More Hot Outdoor Gear for Next Year
A few days ago I shared my thoughts on the best gear that I saw at this year's Outdoor Retailer Summer Market. But the half-dozen items that I spotlighted at the time were just a tiny fraction of the new outdoor equipment that was on display there. Here are a few more items that caught my eye and may of interest to you when they hit store shelves over the next few months.
One of the more impressive set of products that I saw at O.R. this year was the new TraiLogic system from Kelty. The company has gone back to its roots, creating a collection of gear that is designed to work well with one another in a very efficient manner. The TraiLogic product line includes a tent, sleeping pad, DriDown sleeping bag and a backpack that converts from a 50-liter bag designed for backpacking to a 35-liter day pack in seconds. It is difficult to sum up all of the innovation that I saw in the TraiLogic designs but just know that Kelty is focused on making a complete backpacking system that is lightweight and affordable. How lightweight and affordable you ask? The entire collection weighs less than 10 pounds and will cost just $800 to $900, depending on which configuration you select. Expect to hear much more about this product as it gets closer to launch next spring.
Adventure Medical Kits Fire Cubes
I've been a big fan of Adventure Medical Kits for years and absolutely love the products they've designed for travel, adventure racing and backpacking. At O.R., the company was showing off another new innovative product in the form of their All Weather Fire Cubes. Somewhat resembling small marshmallows, the cubes are designed to help you easily start a fire in the backcountry. They are designed to ignite easily with the included fire sparker, even when wet, and they are capable of generating a flame that burns as hot as 1300°F (704°C) for about 10 to 12 minutes. In other words, they burn long enough for you to get your tinder going so you can build a fire whenever you need one. Available in the spring, a $12 bag will include 48 cubes, which can each be broken down into 8 smaller pieces should the need arise.
Brunton Hydrogen Reactor
One of the more ambitious projects that I saw at the show this year was the new Hydrogen Reactor from Brunton. The device uses hydrogen fuel cells to power USB-chargeable gadgets such as headlamps, smartphones, GPS devices and so on. The fuel cells are good for approximately six charges of a typical smartphone and when depleted they can be refilled at a local gear store or swapped out for a fresh cell as needed. There will even be a $250 device available to charge you own fuel cells if you find yourself going through them quickly. The point of the reactor is to provide clean, renewable power to our devices from a lightweight and rugged source. The device works great, but Brunton is still building an infrastructure with retailers to support it. You have to commend them for their efforts at the very least.

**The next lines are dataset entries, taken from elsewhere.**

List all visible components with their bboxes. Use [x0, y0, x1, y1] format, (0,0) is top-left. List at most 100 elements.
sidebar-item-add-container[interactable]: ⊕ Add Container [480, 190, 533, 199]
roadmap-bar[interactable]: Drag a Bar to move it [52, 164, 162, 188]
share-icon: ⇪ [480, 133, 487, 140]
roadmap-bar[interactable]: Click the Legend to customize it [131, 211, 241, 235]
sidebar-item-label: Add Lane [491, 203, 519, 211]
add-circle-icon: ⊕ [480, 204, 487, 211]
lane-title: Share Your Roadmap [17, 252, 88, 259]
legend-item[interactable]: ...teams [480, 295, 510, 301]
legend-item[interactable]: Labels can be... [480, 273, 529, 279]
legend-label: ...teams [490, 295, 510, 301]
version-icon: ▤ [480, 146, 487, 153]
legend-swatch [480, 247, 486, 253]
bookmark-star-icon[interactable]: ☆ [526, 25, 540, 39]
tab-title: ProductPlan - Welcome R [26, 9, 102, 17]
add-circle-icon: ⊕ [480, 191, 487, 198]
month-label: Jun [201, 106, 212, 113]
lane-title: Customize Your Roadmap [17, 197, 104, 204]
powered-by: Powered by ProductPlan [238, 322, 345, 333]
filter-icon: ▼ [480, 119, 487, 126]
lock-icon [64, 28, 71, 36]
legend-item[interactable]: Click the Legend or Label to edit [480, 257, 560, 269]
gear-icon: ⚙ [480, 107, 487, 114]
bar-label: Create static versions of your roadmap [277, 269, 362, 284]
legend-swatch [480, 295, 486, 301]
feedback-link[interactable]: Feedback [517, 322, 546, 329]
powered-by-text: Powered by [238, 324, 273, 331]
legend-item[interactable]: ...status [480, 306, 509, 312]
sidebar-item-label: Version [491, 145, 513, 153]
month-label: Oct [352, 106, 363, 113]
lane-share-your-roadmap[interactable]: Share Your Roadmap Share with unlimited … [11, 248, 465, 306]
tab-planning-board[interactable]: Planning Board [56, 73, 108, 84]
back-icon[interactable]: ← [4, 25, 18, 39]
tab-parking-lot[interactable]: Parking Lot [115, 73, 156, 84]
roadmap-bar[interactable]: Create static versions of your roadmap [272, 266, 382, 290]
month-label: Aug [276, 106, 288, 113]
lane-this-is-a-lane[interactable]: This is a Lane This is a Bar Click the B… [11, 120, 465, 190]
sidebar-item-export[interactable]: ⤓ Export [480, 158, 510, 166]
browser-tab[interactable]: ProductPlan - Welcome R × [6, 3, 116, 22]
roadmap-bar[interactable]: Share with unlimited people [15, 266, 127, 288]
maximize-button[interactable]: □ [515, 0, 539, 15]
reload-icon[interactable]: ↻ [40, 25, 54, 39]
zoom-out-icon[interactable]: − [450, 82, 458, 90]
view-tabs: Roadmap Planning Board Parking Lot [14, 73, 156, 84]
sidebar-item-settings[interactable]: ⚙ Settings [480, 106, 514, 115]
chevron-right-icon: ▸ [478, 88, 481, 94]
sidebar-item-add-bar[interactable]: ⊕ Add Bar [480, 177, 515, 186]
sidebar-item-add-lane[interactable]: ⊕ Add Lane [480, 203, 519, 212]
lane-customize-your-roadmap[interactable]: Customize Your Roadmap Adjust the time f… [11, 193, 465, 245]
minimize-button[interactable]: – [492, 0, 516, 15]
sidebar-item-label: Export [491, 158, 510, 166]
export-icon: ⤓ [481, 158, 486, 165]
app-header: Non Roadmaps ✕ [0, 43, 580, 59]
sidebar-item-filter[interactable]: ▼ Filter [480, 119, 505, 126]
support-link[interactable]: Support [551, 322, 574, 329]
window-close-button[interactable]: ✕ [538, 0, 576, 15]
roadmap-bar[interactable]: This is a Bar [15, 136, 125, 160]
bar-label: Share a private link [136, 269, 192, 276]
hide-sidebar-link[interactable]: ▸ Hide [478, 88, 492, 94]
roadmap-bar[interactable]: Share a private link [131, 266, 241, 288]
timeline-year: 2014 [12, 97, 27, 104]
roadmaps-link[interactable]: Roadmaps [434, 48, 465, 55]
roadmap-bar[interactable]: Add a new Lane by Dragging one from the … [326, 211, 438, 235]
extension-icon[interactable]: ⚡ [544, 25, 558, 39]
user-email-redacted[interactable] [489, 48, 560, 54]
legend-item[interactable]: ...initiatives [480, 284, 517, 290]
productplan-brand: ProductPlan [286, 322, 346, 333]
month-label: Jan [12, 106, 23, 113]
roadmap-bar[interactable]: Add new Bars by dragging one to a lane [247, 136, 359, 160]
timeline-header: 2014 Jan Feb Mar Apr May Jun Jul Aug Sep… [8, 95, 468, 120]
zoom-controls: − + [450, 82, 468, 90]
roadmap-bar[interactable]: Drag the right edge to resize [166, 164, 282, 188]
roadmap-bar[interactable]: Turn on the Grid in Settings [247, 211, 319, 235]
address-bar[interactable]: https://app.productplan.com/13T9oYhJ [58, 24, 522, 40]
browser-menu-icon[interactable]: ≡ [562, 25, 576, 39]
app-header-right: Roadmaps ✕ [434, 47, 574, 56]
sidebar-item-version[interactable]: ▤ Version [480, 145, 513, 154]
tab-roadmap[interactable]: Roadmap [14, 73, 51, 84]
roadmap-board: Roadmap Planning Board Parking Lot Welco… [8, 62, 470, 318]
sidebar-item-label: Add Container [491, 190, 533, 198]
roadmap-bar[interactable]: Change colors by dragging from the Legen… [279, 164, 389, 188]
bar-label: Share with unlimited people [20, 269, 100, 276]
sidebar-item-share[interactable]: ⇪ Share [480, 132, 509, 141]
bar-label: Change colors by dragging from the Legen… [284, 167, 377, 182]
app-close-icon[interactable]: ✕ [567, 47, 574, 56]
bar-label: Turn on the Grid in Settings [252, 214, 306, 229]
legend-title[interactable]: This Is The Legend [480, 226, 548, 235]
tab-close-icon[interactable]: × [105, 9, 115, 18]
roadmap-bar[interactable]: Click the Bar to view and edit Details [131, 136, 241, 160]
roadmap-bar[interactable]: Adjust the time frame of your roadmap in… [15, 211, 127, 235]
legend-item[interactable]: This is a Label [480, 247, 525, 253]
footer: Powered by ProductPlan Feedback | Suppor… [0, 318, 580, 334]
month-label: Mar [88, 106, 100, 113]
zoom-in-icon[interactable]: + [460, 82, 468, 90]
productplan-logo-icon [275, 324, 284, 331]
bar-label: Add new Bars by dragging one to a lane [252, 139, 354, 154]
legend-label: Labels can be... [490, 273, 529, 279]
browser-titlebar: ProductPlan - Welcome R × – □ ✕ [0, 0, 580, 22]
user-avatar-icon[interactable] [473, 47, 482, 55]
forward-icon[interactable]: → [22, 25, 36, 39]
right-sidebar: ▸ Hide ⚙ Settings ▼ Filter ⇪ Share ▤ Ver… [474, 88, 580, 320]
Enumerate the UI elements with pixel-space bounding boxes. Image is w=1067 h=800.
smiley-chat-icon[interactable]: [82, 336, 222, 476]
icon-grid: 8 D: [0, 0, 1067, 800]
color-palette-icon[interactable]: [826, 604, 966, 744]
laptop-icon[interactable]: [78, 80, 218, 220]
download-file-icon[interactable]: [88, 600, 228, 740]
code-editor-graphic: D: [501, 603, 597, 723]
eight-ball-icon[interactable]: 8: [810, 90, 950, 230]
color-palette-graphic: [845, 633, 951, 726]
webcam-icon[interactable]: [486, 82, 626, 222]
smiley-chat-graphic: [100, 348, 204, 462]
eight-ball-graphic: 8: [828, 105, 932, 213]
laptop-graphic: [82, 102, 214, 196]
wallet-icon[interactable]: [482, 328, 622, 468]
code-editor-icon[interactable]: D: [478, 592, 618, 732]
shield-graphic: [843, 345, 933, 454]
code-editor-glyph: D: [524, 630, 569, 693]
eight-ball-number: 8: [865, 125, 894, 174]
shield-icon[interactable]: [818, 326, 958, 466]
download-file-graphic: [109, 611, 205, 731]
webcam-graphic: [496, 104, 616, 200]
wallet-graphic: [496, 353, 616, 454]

Mountain Hardwear Optic 2.5 Tent
I'm a big fan of Mountain Hardwear gear, so, admittedly, they can sway me pretty easily with their new products. That said, it’s hard to not like the new Optic 2.5 tent that’s designed for two people and features adjacent doors on the side and front. When both are opened you get a nice panoramic view of the landscapes around you that will make you wonder why someone didn't incorporate this design sooner. With a trail weight of 5 pounds, 13 ounces, it is a bit heavier than most of the new two-person tents I saw at the show, but it comes with a pretty sweet price tag to help balance it out. The Optic 2.5 costs just $240, which is a great entry level for anyone who wants to buy a Mountain Hardwear tent.
Jetboil Joule Group Cooking System
Jetboil pretty much set the standard for a lightweight cooking system when they released their original stove a few years back. Since then the competition in this space has gotten stiffer and the company has continued to improve and expand its product line to meet the needs of its customers. The new Joule stove, due in the spring, is large enough to feed three to five people and yet still packs down small enough to easily carry with you in your pack. It features a unique design that puts the fuel canister up-side-down which should improve the consistency of performance even as the canister runs low or the temperature begins to drop. The Joule is a cinch to use, heats up extremely quickly and provides ample space for the backwoods gourmet.
Mio Alpha Fitness Watch
If you've ever been to Outdoor Retailer, you probably know that some of the more innovative products are often found tucked away in the pavilions located across from the main hall. That's where I came across the new Mio Alpha fitness watch, which is designed to help athletes train and race better. The watch is capable of monitoring the heart rate of the wearer without the need for a cumbersome and uncomfortable heart rate strap. The watch can then give visual feedback on how much an athlete is pushing him or herself and help that person perform better. The watch itself is comfortable and attractive, and can connect to a smartphone via Bluetooth for use with some of the more popular fitness apps out there.